そんな変身した自分の姿に特に驚く事はなく、いつものように振る舞う。

 そして、まるで伴奏の指揮者のように指を踊らせて、その指から光る粉を降らせる。

 するとその粉は、生え散らかった芝生に降りかかると、まるで早送りされる映像を見るように伸びきっている草が縮んでいき、やがて均等に芝生は整えられて綺麗な草原になる。

 次に光る粉は屋敷の外壁に掛かると、壁に張り付いていたコケやツタは枯れてそのまま落ちていく。

 気づけばさっきまで幽霊屋敷と化していた屋敷は一気に、貴族の住む立派な豪邸へと変貌する。

 

 

 知っている人なら、ここまで見てもらえば分かると思うけど、私は魔法使いもとい『マジシャンズプレイヤー』。しかも表向きではなく、裏の方である。

 そうじゃなければ、こんな一瞬で片付けることは出来ない......。

 

 

 「あらら?日本運営の姫美華さんからメッセージ来てるです」


 

 ふと現れるマジフォのお知らせ欄に、「ダークサイドマジシャンズ運営からの緊急知らせ」という題名が目にはいる。

 そこに手をかざすと、一つの吹き出しが出てくる。

 

 「ダークサイドマジシャンズをご利用していただき有り難うございます。緊急なお知らせを大変失礼致します。また、緊急の内容については極秘な案件であり、詳しい内容につきましてもお伝えする事が出来ない事を深くお詫びします。昨日起こった緊急事態の発令はまだ解除されず、未だに調査は継続のため、本日のダークサイドマジシャンズは中止をさせて頂きます。またのご利用よろしくお願い致します」

 

 

 私は、そんなどこかの企業の堅苦しい文章と、私の知っている裏の顔にある和気あいあいとした雰囲気のギャップに、思わず笑いそうになる。

 

 一応は闇社会の一部として都市伝説で騒がれて、恐れられているけど。実際には和気あいあいとした感じで、戦う時は皆真剣にぶつかりあうけど、敵同士ではない時はあそこでマジシャンズの事から、好きな男子の事や最近出来たカフェの話などをしていたりと、完全に交流の場と化している。

 

 

 まあこれも誰かさんのおかげですけどね。

 

 と思いながらその『誰かさん』へと直接連絡することにする。

 マジフォの連絡帳に『姫美華』と書かれており、その名前の部分を優しくタッチする。

 すると水晶玉が浮かびあがり、空中を浮遊している。

 その間に私は置いてある荷物を持ち上げそのまま玄関に入る。

 

 

 「もしもし。ごきげんよう」

 「もしもし、ごきげんようです」

 

 相変わらずなお嬢様キャラである。まさに女性の中のラスボス。同じ大金持ちのご令嬢でも、ここまで装う自信は無いです......。まあ私も姫美華がどんな人物なのかよく分かってないけど。

 

 

 「さっき緊急のメッセージが入っていたです。なんかあったんです?」

 「そうですね...あれ?夢乃葉さん、さらに日本語が下手になっていませんか?まるで日本語を頑張って覚えた外国人のようでございますよ」

 「うるさいです!あんただってお嬢様気取りのエセ貴族じゃないかです!」

 

 

 私達はこう見ると凄く仲のいい友人に見える。現に仲が良いと言われれば仲が良いのは間違いないのだ。

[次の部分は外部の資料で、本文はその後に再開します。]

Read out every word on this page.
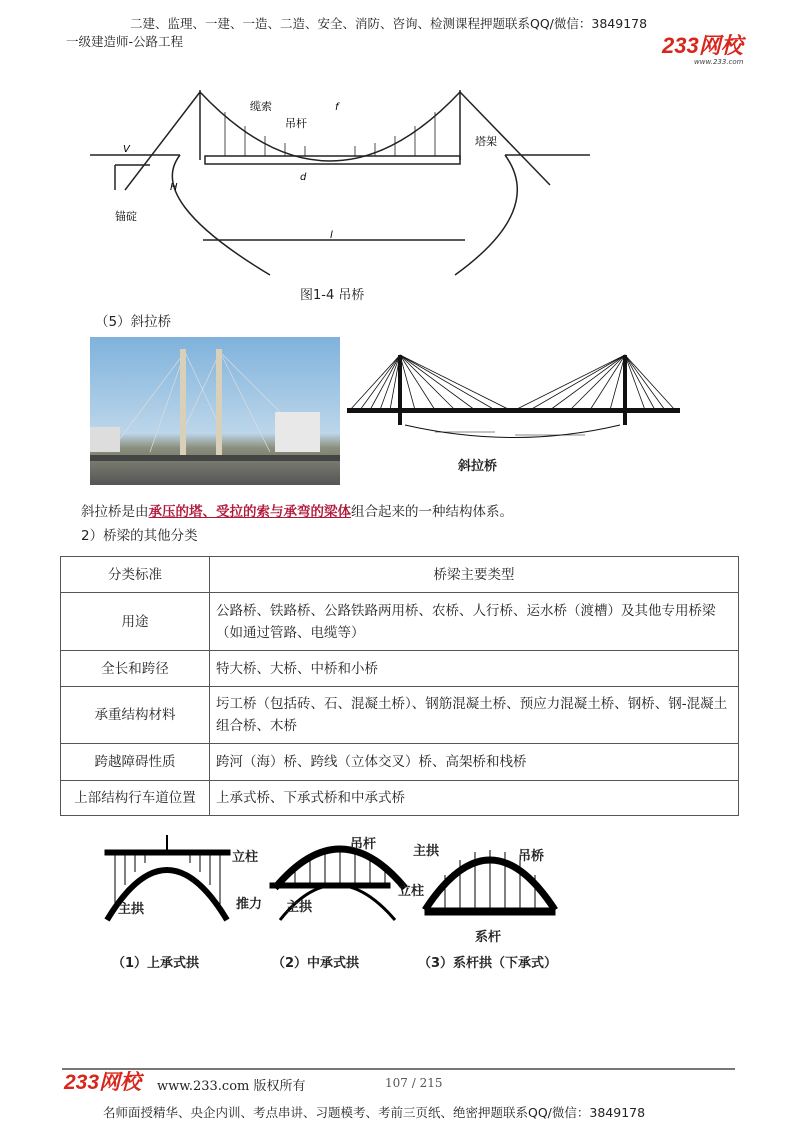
二建、监理、一建、一造、二造、安全、消防、咨询、检测课程押题联系QQ/微信：3849178
一级建造师-公路工程	233网校
www.233.com
缆索
吊杆
塔架
锚碇
V
H
d
l
f
图1-4 吊桥
（5）斜拉桥
斜拉桥
斜拉桥是由承压的塔、受拉的索与承弯的梁体组合起来的一种结构体系。
2）桥梁的其他分类
分类标准	桥梁主要类型
用途	公路桥、铁路桥、公路铁路两用桥、农桥、人行桥、运水桥（渡槽）及其他专用桥梁（如通过管路、电缆等）
全长和跨径	特大桥、大桥、中桥和小桥
承重结构材料	圬工桥（包括砖、石、混凝土桥）、钢筋混凝土桥、预应力混凝土桥、钢桥、钢-混凝土组合桥、木桥
跨越障碍性质	跨河（海）桥、跨线（立体交叉）桥、高架桥和栈桥
上部结构行车道位置	上承式桥、下承式桥和中承式桥
立柱
主拱
吊杆
立柱
推力 主拱
主拱	吊桥
系杆
（1）上承式拱	（2）中承式拱	（3）系杆拱（下承式）
233网校 www.233.com 版权所有	107 / 215
名师面授精华、央企内训、考点串讲、习题模考、考前三页纸、绝密押题联系QQ/微信：3849178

 でも姫美華は私だけではなく、他の人達にもこうやってからかったり、誉めたり、くだらないことで笑ったりと。まるでクラスメート全員を引っ張るクラス委員長みたいな存在だ。

 

 

 「ふふっ。やっぱり貴女のツッコミにはキレがあって、からかいがいがありますわ」

 「別にそんなものは求めなくていいです!それよりも、さっきのメッセージは何だったんです?」

 

 

 と話を戻し、今はとりあえず状況を聞かなくては。

 

 

 「ああ。緊急の事ですね......そうですね。貴女には教えておくべきね。一番信頼できる貴女に」

 

 

 一番信頼できる貴女に。

 その言葉が出てくるというのは、何か面倒な事が起こったということと、その原因は組織の内部によるもの。

 例えば、例の気味の悪い仮面の人間たちや、『魔法少女』のこと......。

 

 

 「何があったんですか?」

 「そうですね。率直に言いますと、私達の飼っている魔物達が逃げ出しました。それも四匹......」

 「えっ?それって結構ヤバくないです?飼育係とか何してるんですか?......もしかして、裏切りですか?」

 

 

 つまりさっき言った通り、内部の人間が何らかの形で魔物を逃がしたというのが一番有力な推測である。

 なぜなら姫美華が率いる仮面の軍団『ヴァーゴ』という組織は仕事に関してきっちりとこなす有能な軍団。それが魔物を逃がすなんてへまはあまり無いし、それを姫美華は許さない。

 

 

 「で、どうするんです?早く対策しなければ、死人が出る可能性もあるですよ」

 「ええ。だから早急に対策は練っているのよ。しかしどこかの悪い魔法少女さんが邪魔をするせいで、仕事がはかどらないわ。ってことで私からお願いがあるのよ。聞いてくれるかしら?」

 

 

 なるほど。つまりその『悪い魔法少女さん』が裏切り者ってことね。もう既に犯人が特定出来たってことは、私へのお願いは一つ......。

 

 

 「魔物退治でしょ?私に任せ......」

 「私の疲れを癒す為に、魔法の粉をかけてくれない?」

 

 

 ......あれ?こいつなんて言いやがったです...?魔法の粉?

 

 

 「いやあもう、わたくし。色々な問題が立て込んできてもう疲れちゃったの。だから、夢乃葉さんに癒してほしいですわ」

 

 

 この小悪魔ペテンプリンセスダーク変態お姫様もどきがっ!!

 

 

 「とりあえずあんたには私の拳をぶっかけてやるから、今すぐ出てきなさい!」

 「ふふふっ、相変わらず面白いわね夢乃葉ちゃん。でもありがとう。とりあえず魔物が現れたらお知らせをお願いね。それじゃごきげんよう」

 

 

 そして音通はきれる......。

 

 まったく、この怒りやマジシャンズへの闘志をどこにやったらいいのやら......。

 その答えは自然と一つにたどり着く。

 

 

 「魔物め。絶対見つけてやるです......」


 そう呟きながら、自分の部屋に入ってすぐ横にある鏡を何気なく見る。

 そこにはお出掛け用として着ている夏用のスカートとシャツを身につけた、さらさらとした長い翠色の髪に、母親譲りのエメラルドを埋め込んだような輝く瞳。そしてコンプレックスを抱く小柄な体格の少女が、闘志を抱くような、怒った表情で写っていた。